Michelle Cameron Coulter

Dr. M. Ann Hall

Dr. Colin Howell

Marion Lay

Kerrin Lee-Gartner

Roy MacGregor

Monty Mosher

Chantal Petitclerc

Scott Russell

Donna Spencer

Mark Tewksbury

Marie-José Turcotte

That's an impressive list of academics (Hall, Howell), journalists (MacGregor, Mosher, Russell, Spencer, Turcotte), athletes (Cameron-Coulter, Petitclerc, Tewksbury), and those who fall into multiple categories (Kidd and Lay are both academics and former athletes, Lee-Gartner and Lay both have experience in athletics and the media, Petitclerc's a former athlete who's now a senator, Tewksbury, Lay and others have worked with organizations such as the Canadian Olympic Committee and Sport Canada, etc). It's also a list that has coast-to-coast representation, representation from both genders and from different racial backgrounds, and one that includes a wide variety of perspectives. For such a broad-based hall, trying to present the whole history and breadth of Canadian sport, this kind of panel is incredibly important. The involvement of the public also matters; the Hall welcomes nominations for their panel to consider, and they're very transparent with their process and criteria, which is outlined here (PDF). That has a lot to do with why this seems to be working out decently.

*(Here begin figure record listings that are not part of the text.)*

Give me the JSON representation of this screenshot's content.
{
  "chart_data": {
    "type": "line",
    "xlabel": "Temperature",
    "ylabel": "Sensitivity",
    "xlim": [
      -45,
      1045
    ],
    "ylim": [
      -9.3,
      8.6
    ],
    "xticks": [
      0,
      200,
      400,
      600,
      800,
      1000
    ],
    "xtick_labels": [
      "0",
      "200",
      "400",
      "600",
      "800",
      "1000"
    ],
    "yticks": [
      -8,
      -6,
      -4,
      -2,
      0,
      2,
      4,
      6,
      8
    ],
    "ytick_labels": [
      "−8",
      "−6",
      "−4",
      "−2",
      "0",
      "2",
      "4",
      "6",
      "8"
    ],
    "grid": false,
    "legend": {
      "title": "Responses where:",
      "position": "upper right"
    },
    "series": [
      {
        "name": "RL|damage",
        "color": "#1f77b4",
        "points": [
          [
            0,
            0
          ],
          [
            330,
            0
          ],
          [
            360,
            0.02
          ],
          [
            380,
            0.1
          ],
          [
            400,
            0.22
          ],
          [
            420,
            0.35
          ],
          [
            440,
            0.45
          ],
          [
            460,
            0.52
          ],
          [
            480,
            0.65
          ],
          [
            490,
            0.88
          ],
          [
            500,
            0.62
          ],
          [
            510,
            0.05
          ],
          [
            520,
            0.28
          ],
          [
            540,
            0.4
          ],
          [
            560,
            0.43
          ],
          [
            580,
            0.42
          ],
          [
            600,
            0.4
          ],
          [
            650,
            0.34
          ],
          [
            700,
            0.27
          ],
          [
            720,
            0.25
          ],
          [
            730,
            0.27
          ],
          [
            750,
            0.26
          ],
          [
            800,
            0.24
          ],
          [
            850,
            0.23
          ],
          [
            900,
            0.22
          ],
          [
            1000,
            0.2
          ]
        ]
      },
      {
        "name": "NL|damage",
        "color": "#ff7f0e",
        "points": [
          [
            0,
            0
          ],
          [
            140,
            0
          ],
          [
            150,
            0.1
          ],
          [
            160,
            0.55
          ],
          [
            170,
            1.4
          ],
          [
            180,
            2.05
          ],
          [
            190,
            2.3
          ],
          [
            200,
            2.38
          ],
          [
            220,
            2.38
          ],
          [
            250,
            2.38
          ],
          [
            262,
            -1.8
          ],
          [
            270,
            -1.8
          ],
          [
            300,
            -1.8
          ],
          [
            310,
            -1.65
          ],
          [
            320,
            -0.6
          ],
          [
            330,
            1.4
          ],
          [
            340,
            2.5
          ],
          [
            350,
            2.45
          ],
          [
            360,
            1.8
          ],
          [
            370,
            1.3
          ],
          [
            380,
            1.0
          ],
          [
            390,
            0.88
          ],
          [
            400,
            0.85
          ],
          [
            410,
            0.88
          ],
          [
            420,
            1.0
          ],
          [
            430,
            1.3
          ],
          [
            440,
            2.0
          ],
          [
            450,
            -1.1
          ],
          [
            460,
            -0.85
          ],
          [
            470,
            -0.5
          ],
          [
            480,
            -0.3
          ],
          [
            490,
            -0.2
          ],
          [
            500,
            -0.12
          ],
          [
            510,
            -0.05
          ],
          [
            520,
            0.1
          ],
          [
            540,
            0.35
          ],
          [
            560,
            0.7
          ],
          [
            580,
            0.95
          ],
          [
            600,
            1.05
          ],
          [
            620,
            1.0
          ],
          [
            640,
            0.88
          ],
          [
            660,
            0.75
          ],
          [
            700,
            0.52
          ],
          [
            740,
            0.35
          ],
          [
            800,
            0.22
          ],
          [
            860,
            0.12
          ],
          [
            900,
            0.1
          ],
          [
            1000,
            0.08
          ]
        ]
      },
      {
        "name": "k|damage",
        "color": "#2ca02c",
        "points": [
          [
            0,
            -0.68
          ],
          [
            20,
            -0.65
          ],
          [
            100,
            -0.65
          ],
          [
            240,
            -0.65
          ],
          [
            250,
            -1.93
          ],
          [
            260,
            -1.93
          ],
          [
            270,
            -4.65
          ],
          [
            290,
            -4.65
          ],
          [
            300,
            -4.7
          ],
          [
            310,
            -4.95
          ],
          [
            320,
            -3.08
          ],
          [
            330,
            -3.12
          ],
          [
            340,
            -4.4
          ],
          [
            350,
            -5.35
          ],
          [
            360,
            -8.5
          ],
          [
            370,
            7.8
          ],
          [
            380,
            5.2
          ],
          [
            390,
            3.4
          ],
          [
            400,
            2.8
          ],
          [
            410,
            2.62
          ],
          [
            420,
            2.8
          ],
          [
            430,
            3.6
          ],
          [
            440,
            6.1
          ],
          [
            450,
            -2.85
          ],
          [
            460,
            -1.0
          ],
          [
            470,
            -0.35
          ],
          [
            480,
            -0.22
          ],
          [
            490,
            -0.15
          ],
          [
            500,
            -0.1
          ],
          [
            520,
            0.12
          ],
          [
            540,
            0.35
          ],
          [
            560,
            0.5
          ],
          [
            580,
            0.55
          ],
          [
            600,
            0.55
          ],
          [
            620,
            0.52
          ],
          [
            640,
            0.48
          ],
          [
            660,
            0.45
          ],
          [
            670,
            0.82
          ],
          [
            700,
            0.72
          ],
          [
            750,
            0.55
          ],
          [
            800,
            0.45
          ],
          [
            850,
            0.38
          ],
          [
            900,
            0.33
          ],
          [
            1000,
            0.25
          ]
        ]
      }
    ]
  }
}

It's also worth pointing out that the Canada Sports Hall of Fame itself seems to have come a long way in the last few years. For much of the Hall's history since its 1947 beginnings, it was based in Toronto and shared a building with the Hockey Hall of Fame, but the hockey hall left in 1993, and the Canadian sports hall took a downturn as a result. It eventually lost its long-term building as part of the construction of BMO Field, but rather than give up, it held a national competition to see what city would want to host the hall. Calgary won out of nine bidders, and the Hall now has a dedicated 40,000-square-foot building at the Canada Olympic Park there that's won numerous awards. It's also found ways to engage sports fans across the country, including interactive exhibits that put you into Olympic sports, a Sport Heroes Celebration and golf tournament with new inductees at the Calgary hall in June, great online information about the various members of the hall, a variety of educational programs throughout the year, and the induction ceremony in Toronto November 1 (which will be televised live on Sportsnet, and will feature The Barenaked Ladies). There are a lot of challenges out there for a hall of fame simply devoted to Canadian sport, and this hall has faced many of them over the years, but it seems to be doing a lot of things well now and finding ways to get Canadians involved with it, excited about its inductees and eager to visit it. That's good to see.